La sciabola è d’argento All’Europeo di scherma è Italia record: 11 podi
Ti piace vincere facile? Scegliti un modello. Può essere nostro padre, nostro fratello o il maestro delle elementari, ma avere un punto di riferimento a cui conformarsi è il modo migliore per crescere. Gira e rigira il modello da cui tutto lo sport italiano dovrebbe prendere esempio è sempre lo stesso: la scherma. Sarà un caso, ma gli insegnamenti che arrivano dall’Italia delle pedane hanno sempre qualcosa di speciale, quasi di proverbiale. Non bastava essere la nazione numero 1 al mondo: lo squadrone che ancora oggi guida il medagliere olimpico con 49 ori, 43 argenti e 33 bronzi (125 medaglie totali contro le 118 della Francia), quasi per dimostrare la sua versatilità, ha provato a cambiare pelle. Il padre di famiglia che non sbagliava mai una mossa si è spogliato della perfezione assoluta e ci ha insegnato come ci si rialza da una piccola caduta.

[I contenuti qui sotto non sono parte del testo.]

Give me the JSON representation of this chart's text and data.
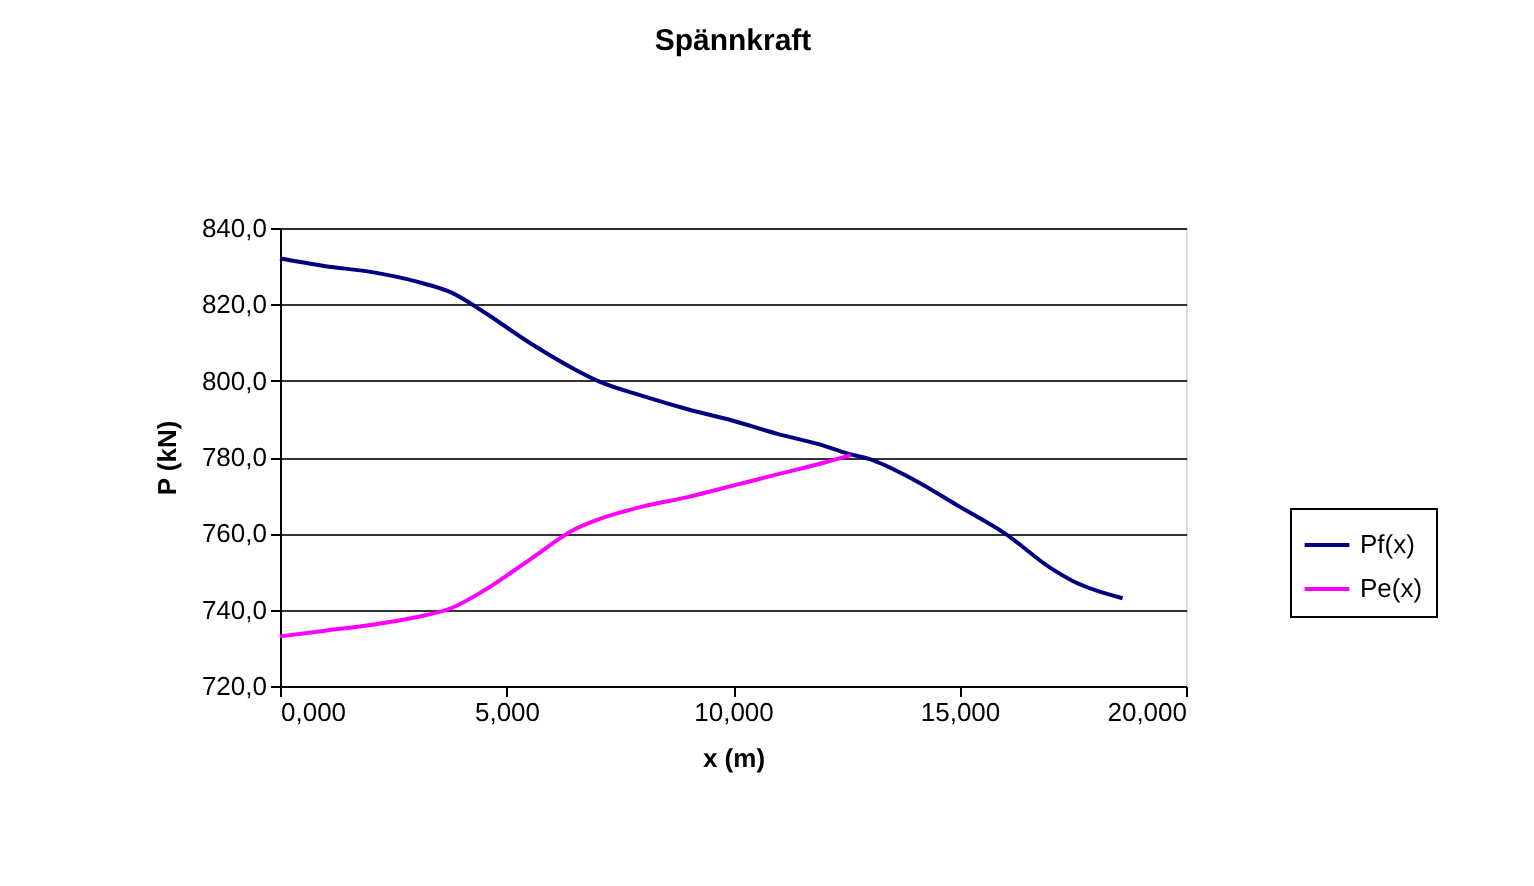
{
  "chart_data": {
    "type": "line",
    "title": "Spännkraft",
    "xlabel": "x (m)",
    "ylabel": "P (kN)",
    "xlim": [
      0,
      20
    ],
    "xticks": [
      {
        "value": 0,
        "label": "0,000"
      },
      {
        "value": 5,
        "label": "5,000"
      },
      {
        "value": 10,
        "label": "10,000"
      },
      {
        "value": 15,
        "label": "15,000"
      },
      {
        "value": 20,
        "label": "20,000"
      }
    ],
    "ylim": [
      720,
      840
    ],
    "yticks": [
      {
        "value": 720,
        "label": "720,0"
      },
      {
        "value": 740,
        "label": "740,0"
      },
      {
        "value": 760,
        "label": "760,0"
      },
      {
        "value": 780,
        "label": "780,0"
      },
      {
        "value": 800,
        "label": "800,0"
      },
      {
        "value": 820,
        "label": "820,0"
      },
      {
        "value": 840,
        "label": "840,0"
      }
    ],
    "grid": "y",
    "legend": "right",
    "marker": "none",
    "line_style": "solid",
    "series": [
      {
        "name": "Pf(x)",
        "color": "#000080",
        "x": [
          0,
          1,
          2,
          3,
          3.8,
          4.5,
          5.5,
          6.5,
          7,
          8,
          9,
          10,
          11,
          12,
          12.5,
          13,
          14,
          15,
          16,
          17,
          17.5,
          18.6
        ],
        "values": [
          832,
          830,
          828.5,
          826,
          823,
          818,
          810,
          803,
          800,
          796,
          792.5,
          789.5,
          786,
          783,
          781,
          779.5,
          774,
          767,
          760,
          751,
          747.5,
          743
        ]
      },
      {
        "name": "Pe(x)",
        "color": "#ff00ff",
        "x": [
          0,
          1,
          2,
          3,
          3.8,
          4.5,
          5.5,
          6.5,
          7,
          8,
          9,
          10,
          11,
          12,
          12.6
        ],
        "values": [
          733,
          734.5,
          736,
          738,
          740.5,
          745,
          753,
          761,
          763.5,
          767,
          769.5,
          772.5,
          775.5,
          778.5,
          780.5
        ]
      }
    ]
  }
}
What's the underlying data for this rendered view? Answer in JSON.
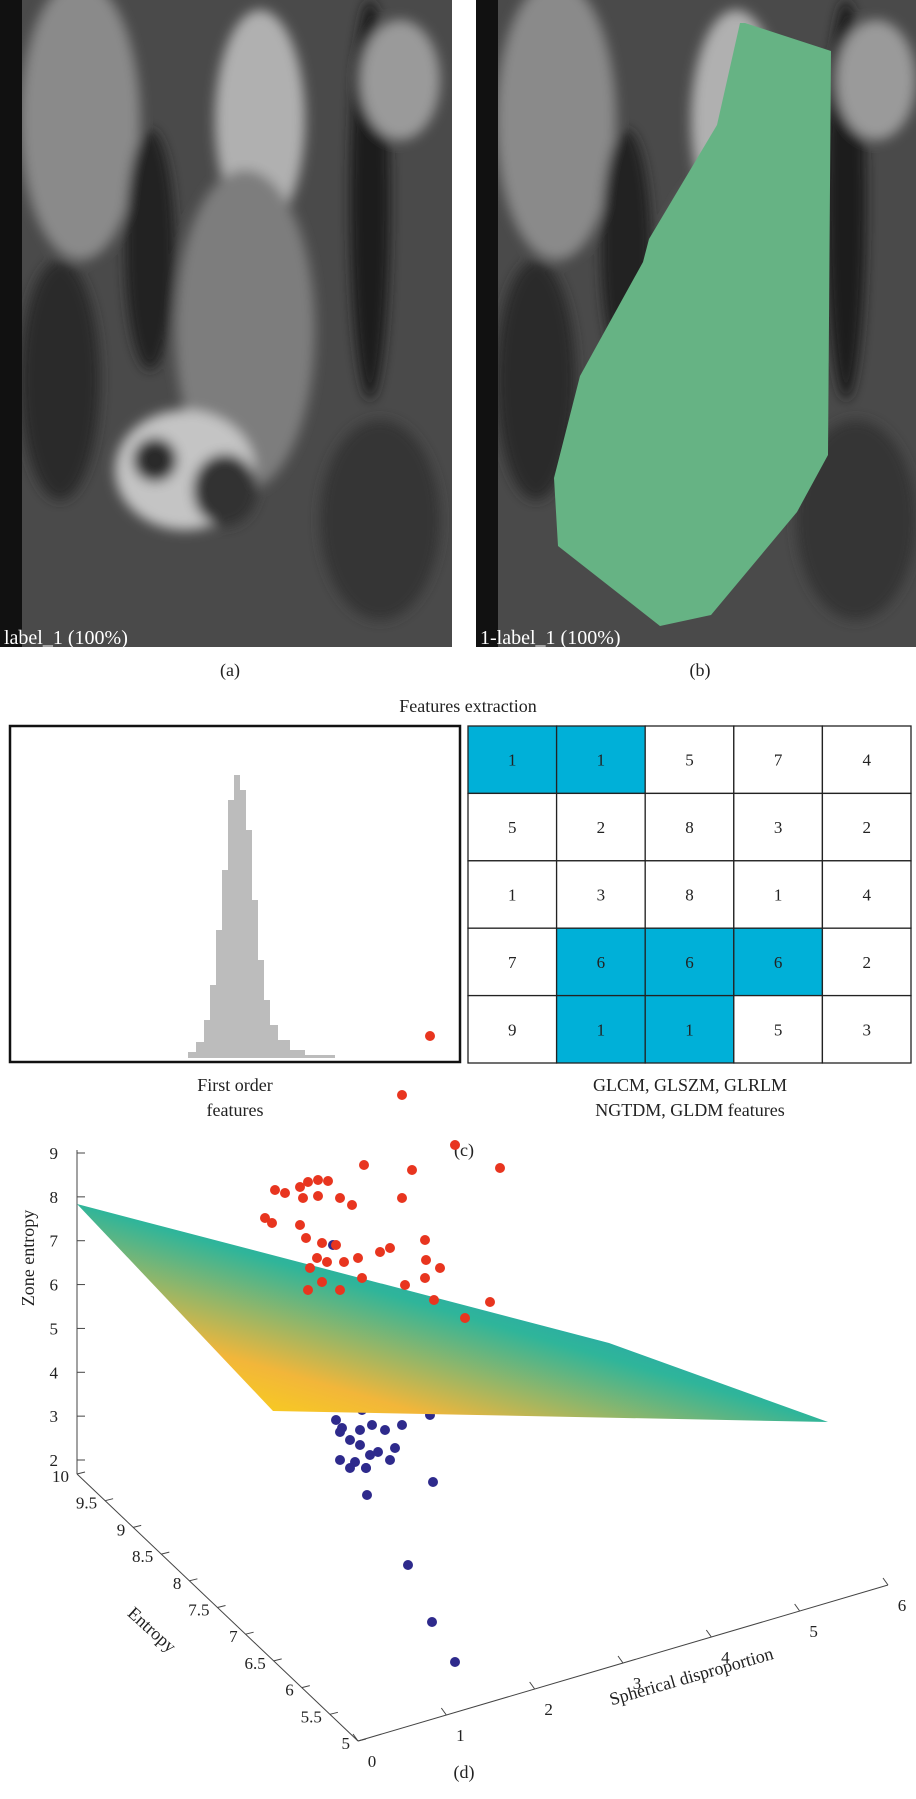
{
  "panel_a": {
    "overlay": "label_1 (100%)",
    "caption": "(a)"
  },
  "panel_b": {
    "overlay": "1-label_1 (100%)",
    "caption": "(b)"
  },
  "panel_c": {
    "title": "Features extraction",
    "histogram_caption": [
      "First order",
      "features"
    ],
    "table": {
      "rows": [
        [
          1,
          1,
          5,
          7,
          4
        ],
        [
          5,
          2,
          8,
          3,
          2
        ],
        [
          1,
          3,
          8,
          1,
          4
        ],
        [
          7,
          6,
          6,
          6,
          2
        ],
        [
          9,
          1,
          1,
          5,
          3
        ]
      ]
    },
    "table_caption": [
      "GLCM, GLSZM, GLRLM",
      "NGTDM, GLDM features"
    ],
    "caption": "(c)"
  },
  "panel_d": {
    "z_label": "Zone entropy",
    "y_label": "Entropy",
    "x_label": "Spherical disproportion",
    "zticks": [
      2,
      3,
      4,
      5,
      6,
      7,
      8,
      9
    ],
    "yticks": [
      5,
      5.5,
      6,
      6.5,
      7,
      7.5,
      8,
      8.5,
      9,
      9.5,
      10
    ],
    "xticks": [
      0,
      1,
      2,
      3,
      4,
      5,
      6
    ],
    "caption": "(d)"
  }
}
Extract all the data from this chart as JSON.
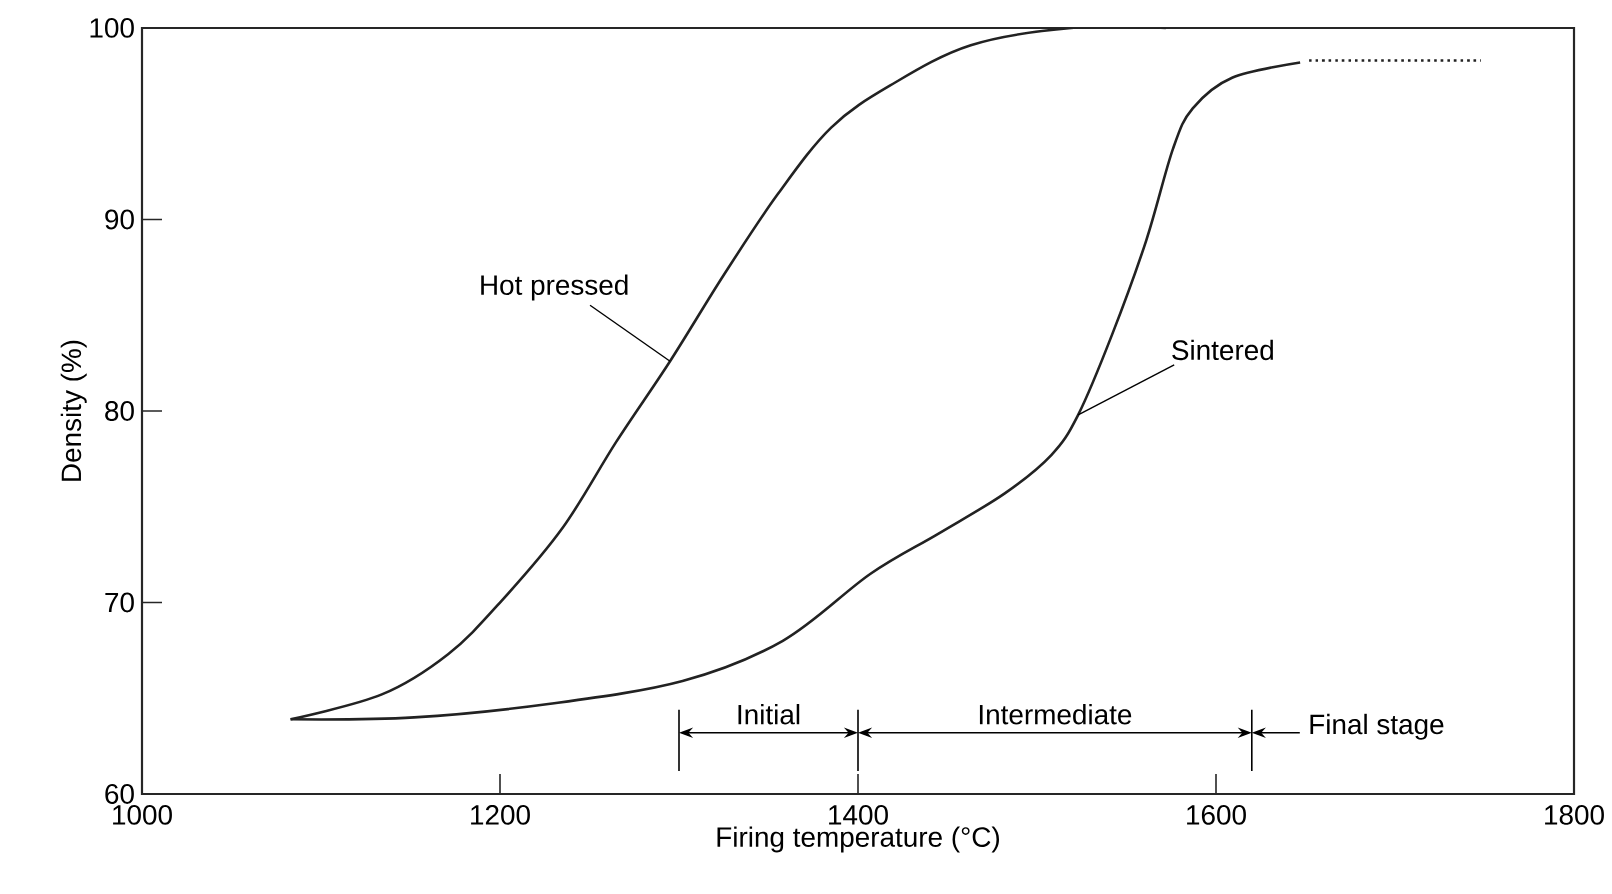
{
  "chart_data": {
    "type": "line",
    "xlabel": "Firing temperature (°C)",
    "ylabel": "Density (%)",
    "xlim": [
      1000,
      1800
    ],
    "xticks": [
      1000,
      1200,
      1400,
      1600,
      1800
    ],
    "ylim": [
      60,
      100
    ],
    "yticks": [
      60,
      70,
      80,
      90,
      100
    ],
    "marker": "none",
    "series": [
      {
        "color": "#222222",
        "line_style": "solid",
        "x": [
          1083,
          1134,
          1171,
          1201,
          1235,
          1265,
          1295,
          1325,
          1355,
          1385,
          1418,
          1463,
          1519,
          1572
        ],
        "values": [
          63.9,
          65.2,
          67.3,
          70.1,
          73.9,
          78.4,
          82.6,
          87.1,
          91.3,
          94.8,
          97.0,
          99.1,
          100,
          100
        ]
      },
      {
        "color": "#222222",
        "line_style": "solid",
        "x": [
          1083,
          1152,
          1227,
          1302,
          1358,
          1407,
          1445,
          1482,
          1508,
          1523,
          1542,
          1561,
          1576,
          1587,
          1609,
          1647
        ],
        "values": [
          63.9,
          64.0,
          64.7,
          65.9,
          68.0,
          71.5,
          73.6,
          75.7,
          77.7,
          79.8,
          84.0,
          88.9,
          93.7,
          95.8,
          97.4,
          98.2
        ]
      },
      {
        "color": "#222222",
        "line_style": "dotted",
        "x": [
          1652,
          1748
        ],
        "values": [
          98.3,
          98.3
        ]
      }
    ],
    "ref_lines": [
      {
        "axis": "x",
        "value": 1300
      },
      {
        "axis": "x",
        "value": 1400
      },
      {
        "axis": "x",
        "value": 1620
      }
    ],
    "annotations": [
      {
        "text": "Hot pressed",
        "x": 1295,
        "y": 82.6
      },
      {
        "text": "Sintered",
        "x": 1523,
        "y": 79.8
      },
      "Initial",
      "Intermediate",
      {
        "text": "Final stage",
        "x": 1620,
        "y": 63.2
      }
    ]
  }
}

Per carità, non si può dire che quella di Rio sia stata una vera e propria debacle, ma forse soltanto una prova di ricambio, un test per mostrare la capacità di reazione. Dal Brasile eravamo tornati con il peggior bottino dal ‘96 in poi: un solo oro (Daniele Garozzo nel fioretto) e altri tre podi ben lontani dalla media di 3 ori e 7 podi ottenuti dai Giochi di Atene 1896 in poi. Non proprio un campanello d’allarme, ma un piccolo punto interrogativo sul futuro visto il cambio generazionale in atto. Che cosa dovevamo aspettarci nel passaggio dall’Italia della «Tigre» Vezzali, ritirata alla vigilia di Rio, a quella dei più compassati fratelli Garozzo? Ebbene, la risposta è arrivata proprio dagli Europei conclusi ieri a Tbilisi, i primi del post-Rio con una finestra aperta sui ben più impegnativi Mondiali di Lipsia in programma dal 19 al 26 luglio. Alla classe 1993-94 che rappresenta la base della nuova Italia il confermatissimo presidente Scarso aveva affidato il compito di ripetere almeno il bottino non proibitivo dell’anno scorso a Torun quando collezionammo 6 medaglie (un oro, 4 argenti e un bronzo). Altroché: l’Italia ha mantenuto fino alla fine il comando del medagliere davanti alla Russia e ha chiuso la rassegna con 4 ori (peccato la sconfitta in finale ieri della sciabola maschile) e soprattutto con 11 medaglie totali che eguagliano il nostro record assoluto agli Europei del ‘99 . Una prova di forza, per certi versi inattesa, che ha avuto il suo culmine simbolico con l’immediato riscatto del fioretto femminile. La grande delusa di Rio, Arianna Errigo, con i suoi 29 anni ha guidato la quasi coetanea Martina Batini (28) e le più giovani Alice Volpi (25) e Camilla Mancini (23) a riprendersi subito l’oro continentale che era sfumato l’anno scorso a Torun dopo 7 vittorie consecutive e ci era stato negato a Rio dall’assurda rotazione delle armi (per fortuna annullata dal nuovo regolamento del Cio a partire da Tokyo 2020). Un Dream Team riveduto e corretto (che ha dovuto fare a meno anche dell’argento olimpico uscente Elisa Di Francisca in maternità) nel quale si riconosce ancora il Dna dell’arma più rappresentativa di tutto il patrimonio azzurro.
Che cosa significa tutto questo? Che la scherma non è un modello soltanto per come vince, ma anche per come ha vissuto il cambio generazionale e per come ha reagito al primo piccolo passo falso. Ma soprattutto la scherma andrebbe studiata in laboratorio dagli altri sport per imparare a gestire quel fenomeno fondamentale che si chiama «ricambio» e che è il tallone di Achille di tante discipline come l’atletica e il tennis. Il segreto? Probabilmente la distribuzione uniforme delle Accademie di alto livello (nella scherma vanno di pari passo dalla Sicilia al Friuli passando dalla Campania al Lazio, dalle Marche alla Toscana, dal Veneto alla Lombardia) e la capacità dei campioni di trasmettere il proprio know how agli allievi in un rapporto di sana rivalità. Per non parlare di una scuola tecnica che ormai esportiamo in tutto il mondo. Con una ciliegina finale: nella spada maschile e nella sciabola femminile gli «allievi» hanno superato i «maestri».